Trappsol® Cyclo™ is a proprietary formulation of hydroxypropyl beta cyclodextrin, and in multiple clinical studies, has shown encouraging results to effectively manage the transportation of cholesterol. Many of the known risk factors for Alzheimer’s disease are associated with cholesterol metabolism. Cholesterol imbalance in Alzheimer’s patients is well known, and significant research exists, suggesting these imbalances are responsible for amyloid beta (Aβ) and tau accumulation. Furthermore, neurons, because of their high metabolic demands, experience an increased level of oxidative stress. Oxidative stress has also been linked to abnormal cholesterol accumulation and processing.

“This milestone further demonstrates our vision of utilizing Trappsol® Cyclo™ as a platform technology and is a strong representation of our team’s commitment to the patient communities and our stakeholders. While our current focus continues to be on the development of novel therapies for two neurodegenerative diseases, Niemann-Pick disease Type C1 and Alzheimer’s disease, future activities will include assessing other viable applications of Trappsol® Cyclo™ technology in order to expand our development pipeline,” commented N. Scott Fine, Chief Executive Officer of Cyclo Therapeutics.

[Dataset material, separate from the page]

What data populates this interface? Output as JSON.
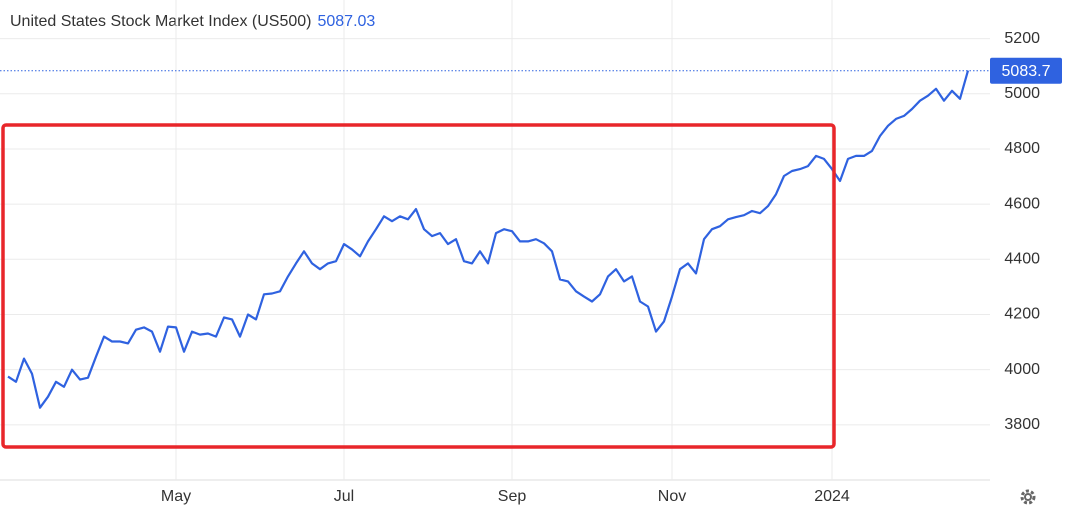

Cyclo Therapeutics is currently testing the same investigational Trappsol® Cyclo™ drug in a Phase 3 clinical trial and a long-term extension study for the treatment of Niemann-Pick disease Type C1, a rare, fatal and progressive genetic disorder. Taking the place of the defective NPC1 protein, Trappsol® Cyclo™, with its cyclic structure, facilitates the transport of accumulated cholesterol out of cellular lysosomes so it can be further processed and excreted out of cells. With the biologic similarities demonstrated between Niemann-Pick disease Type C1 and Alzheimer’s Disease, including cholesterol accumulation in regions of the brain, elevated levels of Tau in cerebrospinal fluid (“CSF”), and amyloid plaques in the brain, the Company believes Trappsol® Cyclo™ has significant potential to be an effective treatment option for Alzheimer’s disease.

About Alzheimer’s Disease

Alzheimer’s disease is a progressive neurologic disorder that causes the brain to shrink (atrophy) and brain cells to die. Estimates vary, but experts suggest that more than 5.5 million Americans, most of them age 65 or older, may have dementia caused by Alzheimer’s. Most people with Alzheimer’s have the late-onset form of the disease, in which symptoms become apparent in their mid-60s. Early-onset Alzheimer’s disease occurs between a person’s 30s and mid-60s and represents less than 10 percent of all people with Alzheimer’s. The early signs of the disease include forgetting recent events or conversations. As the disease progresses, a person with Alzheimer’s disease will develop severe memory and thinking skills impairment, then lose ability to learn, reason, make judgments, communicate and carry out daily activities. Medications may temporarily improve or slow progression of symptoms, however there is currently no treatment that cures Alzheimer’s disease or alters the disease process in the brain.